Gaza – Bei einem israelischen Luftangriff in Gaza-Stadt sind laut dem palästinensischen Zivilschutz am frühen Dienstagmorgen ein Ehepaar und seine vier Kinder getötet worden. Ob es verletzte Überlebende gab, war zunächst nicht bekannt. Das UN-Menschenrechtsbüro verurteilte daraufhin die israelische Gewalt im Gazastreifen.

Das israelische Militär äußerte sich zunächst nicht zu dem Angriff. Ein Militärsprecher hatte über die Tötung eines Terroristen berichtet, der an dem Terrorangriff am 7. Oktober 2023 teilgenommen und mehrere israelische Geiseln in seiner Gewalt gehabt haben soll. Der Name des Mannes war aber nicht identisch mit dem des vom palästinensischen Zivilschutz genannten Getöteten.

Kein sicherer Ort im Gazastreifen
Allein in den vergangenen Tagen seien laut dem UN-Menschenrechtsbüro Dutzende Palästinenser getötet oder verletzt worden, darunter viele Kinder und Frauen. Getroffen worden seien Wohnhäuser, ein Zelt für Vertriebene und andere dicht besiedelte Orte, teilte das Büro in Genf mit. Neun Monate nach der Verkündung einer Waffenruhe gebe es für die Menschen im Gazastreifen weiterhin keinen sicheren Ort, sagte ein Sprecher.

 
Israel errichtet kilometerlange Erdwälle
Israels Armee hat in den vergangenen Monaten kilometerlange Erdwälle im Gazastreifen errichtet. Das berichtete die Nachrichtenagentur AP am Dienstag unter Berufung auf Satellitenbilder. Die Armee bestätigte den Bau gegenüber Medien. Palästinenserinnen und Palästinenser fürchten einen dauerhaften Verlust des Gebiets.

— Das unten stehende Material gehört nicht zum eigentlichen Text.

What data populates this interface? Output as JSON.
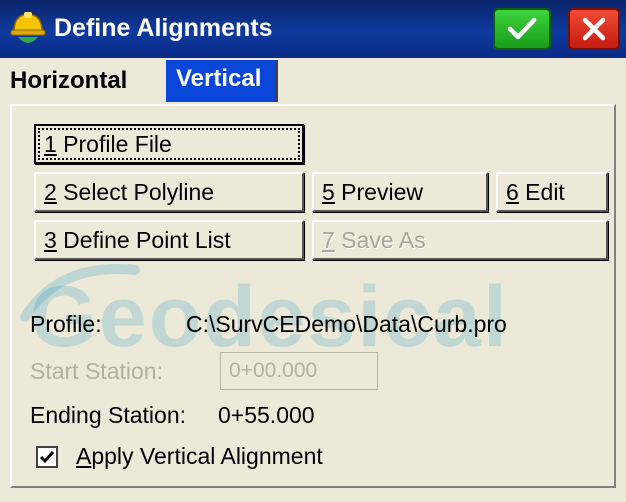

Die Barrieren haben laut AP mittlerweile eine Gesamtlänge von 23 Kilometern. Der Gazastreifen erstreckt sich über eine Länge von rund 40 Kilometern, an seiner breitesten Stelle misst er elf Kilometer. Die Anlagen verlaufen durch zahlreiche palästinensische Ortschaften, die Israels Armee während des Gaza-Krieges zerstörte. Wie hoch die Anlage an den einzelnen Abschnitten ist, ist der AP zufolge unklar.

Die Armee bestätigte den Bau gegenüber der AP und der „Jerusalem Post“. Nach Angaben des Militärs verläuft die Anlage entlang der gelben Linie. Nach dem im Oktober 2025 geschlossenen Waffenstillstandsabkommen zwischen Israel und der islamistischen Terrororganisation Hamas hatten sich die israelischen Truppen hinter besagte Linie zurückgezogen. An einigen Stellen scheinen die Wälle allerdings außerhalb der gelben Linie zu verlaufen, schrieb die AP unter Berufung auf die von ihr herangezogenen Satellitenaufnahmen der Firma Planet Labs PBC.

Auch „Sicherheitszone“ eingerichtet
Weiters teilte die Armee der AP mit, man habe neben der Sperranlage eine „Sicherheitszone“ um die Grenze eingerichtet, die mit nachrichtendienstlichen und technischen Mitteln ausgestattet sei. Zweck der Anlage ist es laut Armee, das Eindringen von Personen zu verhindern und israelische Truppen sowie israelische Siedlungen in der Nähe des Gazastreifens zu schützen.

 
Westjordanland: Netanjahu will Siedlungen legalisieren
Nach einer erneuten gewaltsamen Konfrontation im Westjordanland, bei der ein Israeli und vier Palästinenser getötet wurden, hat der israelische Regierungschef Benjamin Netanjahu den Ausbau von Siedlungsvorposten angekündigt. Zudem sollten bereits bestehende „landwirtschaftliche Außenposten“ zügig „legalisiert“ werden, sagte Netanjahu heute – ungeachtet der Tatsache, dass sämtliche Siedlungen im besetzten Westjordanland völkerrechtswidrig sind.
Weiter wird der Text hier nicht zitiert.